Dan ia melaksanakan tugasnya dengan keterlaluan baiknya. Begitu melihatku, ia akan menunjuk-nunjuk dengan jari-jemarinya yang keriting. “Itu Kesedihan! Mari tertawakan!”

Orang-orangpun mendekat, dan turut menunjuk-nunjuk. Tawa mereka membahana.

“Hei, Kesedihan! Kau tak layak berada di muka bumi! Hahahaha….”

Aih! Bisa kau bayangkan ada yang mengatakan itu padamu? Bisa kau bayangkan betapa perihnya? Begini-begini, aku juga perasaan!

Akupun menjauh. Menyingkir ke kedai kumuh ini. Menghampirimu yang sedang minum-minum. Menyampaikan keluh-kesahku padamu.

“Seperti setiap orang, aku juga ingin dianggap serius,” kataku muram.

“Memangnya kau orang?” Matamu yang sudah menguning itu separuh terpejam. Tapi masih kau tenggak juga tuak itu. Menyengat kerongkonganmu keras-keras. Lalu kau pula bersendawa keras-keras. Mengibas-ngibaskan tanganmu padaku hingga menghempas aroma busuk dari ketiakmu ke penciumanku. “Sudah, sana. Jangan ganggu aku terus. Aku ke sini justru supaya aku bisa lari sejenak darimu, tahu? Suh! Suh! Husss…!” Ludah bercipratan dari mulutmu, efektif sungguh untuk menggusahku dari dirimu.

“Sejenak”, katamu? Huh!

***

Walau tampaknya tak ada yang menginginkanku, sesungguhnya ada pula yang menanti-nantikan kehadiranku.
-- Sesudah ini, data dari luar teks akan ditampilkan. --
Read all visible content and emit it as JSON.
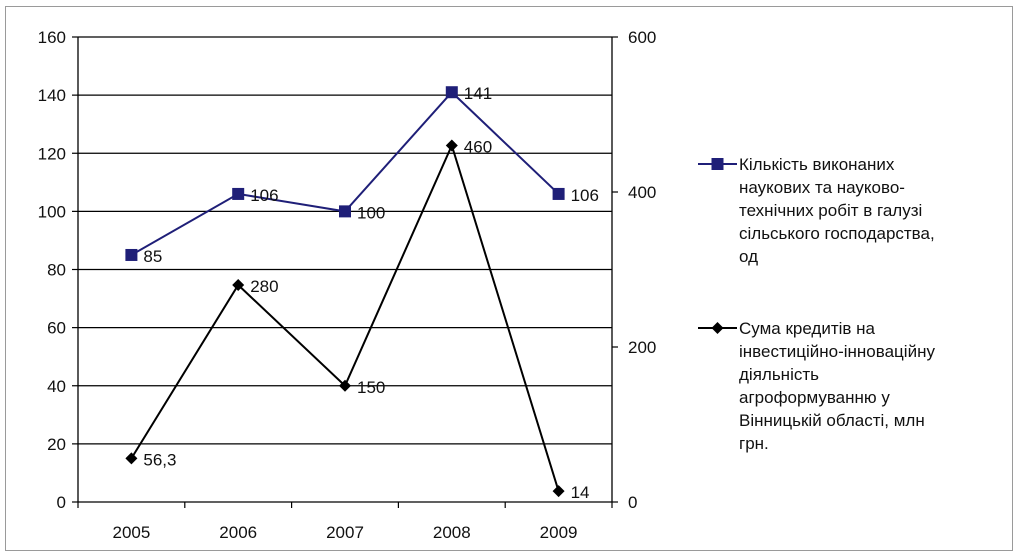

Ia seorang gadis yang tinggal di lantai dua sebuah bangunan. Begitu memasuki ruangannya, harus kau arungi terlebih dulu lautan sampah yang sengaja dikumpulkannya bertahun-tahun. Bagian yang leluasa dari ruangannya itu hanya di tepi jendela, tempatnya duduk mendengarkan cericit beburungan yang ramai namun menenteramkan. Selain itu, ia suka mengamati pemandangan di luar, di bawah.

“Ke mana saja kau?” tanyanya dengan rindu. Begitu tampak olehnya diriku, aku dirangkulnya, dielus-elusnya.

“Aku tak ke mana-mana. Aku ada di mana-mana,” kataku. Lalu menemaninya duduk mengabsen pedagang keliling yang lalu-lalang di jalan.

“Kau tahu, Kesedihan, sudah tiga hari ini si penjaja sapu tidak lewat.”

“Mungkin dia sedang sakit.”

“Oh….” Dia tampak murung. “Kemarin aku membaca berita—kalau sedang kangen padamu, aku membaca berita, itu membuatku merasa dekat denganmu. Ada berita tentang seorang perempuan di kampung yang membunuh anak-anaknya, lalu membunuh dirinya sendiri. Suaminya tidak ada. Katanya bekerja di kota. Mungkinkah itu si penjaja sapu? Mungkinkah dia absen karena sedang melayat keluarganya?”

“Mungkin.”

Matanya mulai berkaca-kaca. Lalu ia mengusapnya. “Kau tahu, Kesedihan, kenapa aku menyukaimu? Kau membuatku merasa kembali berpijak di bumi. Kesenangan suka mengajakku ke awang-awang. Tapi aku takut ketinggian. Aku takut jatuh. Maka denganmu, aku merasa aman.”

Aku sempat sebal ketika ia menyebut-nyebut nama musuh bebuyutanku itu. Tapi toh diriku yang disukainya. Kesenangan malah mengajaknya pada Ketakutan. Hei, siapa juga yang mau dekat-dekat si begundal itu? Kamipun berpelukan. Ia mulai terisak. Aku mengusap-usap punggungnya. “Keluarkan…. Keluarkan….” Untuk membantunya, kuingatkan dirinya akan segala kesalahannya pada masa lalu. Mimpi-mimpinya yang kandas. (Tak ada teman sebaik orang-orang yang bermimpi! Di mana ada mereka, ke situ aku menuju.) Ia mulai menggerung. Kubelai-belai rambutnya yang gimbal akibat jarang disisir. Kucomot sekalian bungkus kopi yang entah bagaimana menempel di sana dan tidak diketahuinya.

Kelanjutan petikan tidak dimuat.